Despite the race to make broadband connectivity robust in Nigeria the success of South Africa, for instance, with an average mobile speed of 38.07 Mbps, has a link to its massive undersea cables like those of EASSy — a 10,000km submarine fibre-optic cable system draped along the east and south coast of Africa — which supply respectable fibre broadband speeds is instructive.

MainOne Cable, SAT-3, Glo 1, WACCS are part of the race to provide broadband internet connectivity in the country today.

State-owned NIGCOMSAT 1R provides services too to mostly government institutions and some corporate organizations.

But 5G will certainly bridge the gap and serve as a game changer for internet connection in Nigeria as it has done elsewhere in global community.
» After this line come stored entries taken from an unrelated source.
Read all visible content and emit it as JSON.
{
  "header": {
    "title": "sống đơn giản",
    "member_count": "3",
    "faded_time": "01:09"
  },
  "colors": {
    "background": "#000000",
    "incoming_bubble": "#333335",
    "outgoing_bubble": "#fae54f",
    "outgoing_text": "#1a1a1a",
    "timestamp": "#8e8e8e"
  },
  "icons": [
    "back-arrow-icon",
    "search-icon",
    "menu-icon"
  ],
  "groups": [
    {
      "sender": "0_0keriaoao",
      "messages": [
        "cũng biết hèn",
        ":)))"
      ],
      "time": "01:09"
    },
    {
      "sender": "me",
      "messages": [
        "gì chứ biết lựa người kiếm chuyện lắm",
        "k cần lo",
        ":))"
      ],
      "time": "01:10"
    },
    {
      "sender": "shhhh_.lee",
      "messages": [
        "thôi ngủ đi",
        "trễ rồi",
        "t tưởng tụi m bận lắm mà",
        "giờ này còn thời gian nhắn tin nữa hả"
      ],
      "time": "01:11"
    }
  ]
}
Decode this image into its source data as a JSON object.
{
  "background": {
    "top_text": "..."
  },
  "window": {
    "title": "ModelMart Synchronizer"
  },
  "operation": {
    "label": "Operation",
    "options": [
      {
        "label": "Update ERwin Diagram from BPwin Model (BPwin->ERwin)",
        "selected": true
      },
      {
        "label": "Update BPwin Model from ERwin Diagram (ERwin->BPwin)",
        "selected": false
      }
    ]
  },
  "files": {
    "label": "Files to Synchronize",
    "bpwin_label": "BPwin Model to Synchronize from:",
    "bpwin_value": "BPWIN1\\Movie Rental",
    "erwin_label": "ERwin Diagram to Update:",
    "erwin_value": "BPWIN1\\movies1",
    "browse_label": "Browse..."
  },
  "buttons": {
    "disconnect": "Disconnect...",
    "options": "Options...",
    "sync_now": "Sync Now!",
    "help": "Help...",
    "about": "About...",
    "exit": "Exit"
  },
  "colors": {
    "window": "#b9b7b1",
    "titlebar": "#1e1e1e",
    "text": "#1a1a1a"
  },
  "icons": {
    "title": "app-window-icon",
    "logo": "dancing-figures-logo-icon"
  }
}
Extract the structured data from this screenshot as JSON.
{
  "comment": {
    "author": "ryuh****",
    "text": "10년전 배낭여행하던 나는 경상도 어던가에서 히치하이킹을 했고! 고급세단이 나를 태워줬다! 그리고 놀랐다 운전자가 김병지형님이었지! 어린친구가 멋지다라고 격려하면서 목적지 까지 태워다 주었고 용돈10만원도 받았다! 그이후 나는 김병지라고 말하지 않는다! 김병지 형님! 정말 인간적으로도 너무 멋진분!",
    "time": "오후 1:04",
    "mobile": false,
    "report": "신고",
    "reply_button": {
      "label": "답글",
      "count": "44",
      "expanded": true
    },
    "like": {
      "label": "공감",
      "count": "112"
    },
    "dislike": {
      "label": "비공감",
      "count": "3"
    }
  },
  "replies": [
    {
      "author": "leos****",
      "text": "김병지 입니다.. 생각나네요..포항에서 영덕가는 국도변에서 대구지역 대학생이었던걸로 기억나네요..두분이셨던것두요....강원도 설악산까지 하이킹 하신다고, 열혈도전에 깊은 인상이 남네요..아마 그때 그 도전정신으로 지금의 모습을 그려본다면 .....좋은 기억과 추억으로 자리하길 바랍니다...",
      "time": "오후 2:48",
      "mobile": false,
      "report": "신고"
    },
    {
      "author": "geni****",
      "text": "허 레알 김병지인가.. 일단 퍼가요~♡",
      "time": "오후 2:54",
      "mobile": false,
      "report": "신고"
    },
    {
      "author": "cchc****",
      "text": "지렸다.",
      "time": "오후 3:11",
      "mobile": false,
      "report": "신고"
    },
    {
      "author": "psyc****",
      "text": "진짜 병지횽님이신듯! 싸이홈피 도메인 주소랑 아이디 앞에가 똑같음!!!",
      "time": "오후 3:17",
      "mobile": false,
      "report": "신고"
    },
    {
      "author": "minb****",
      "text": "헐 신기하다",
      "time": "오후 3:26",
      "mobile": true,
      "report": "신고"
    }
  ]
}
The Global Mobile Suppliers Association (GSA) database, as at end of June 2022 listed more than 300 operators deploying or operating 5G networks, in sub-6 GHz spectrum while 496 operators in 150 countries and territories are investing in 5G mobile or 5G fixed wireless access or home broadband networks.

There are 218 operators in 87 countries and territories that have announced compatible 5G service launches, either mobile or fixed wireless access and another 108 operators in 52 countries investing in 5G standalone for public networks in the form of trials, plans, paying for licences, deploying, or operating networks.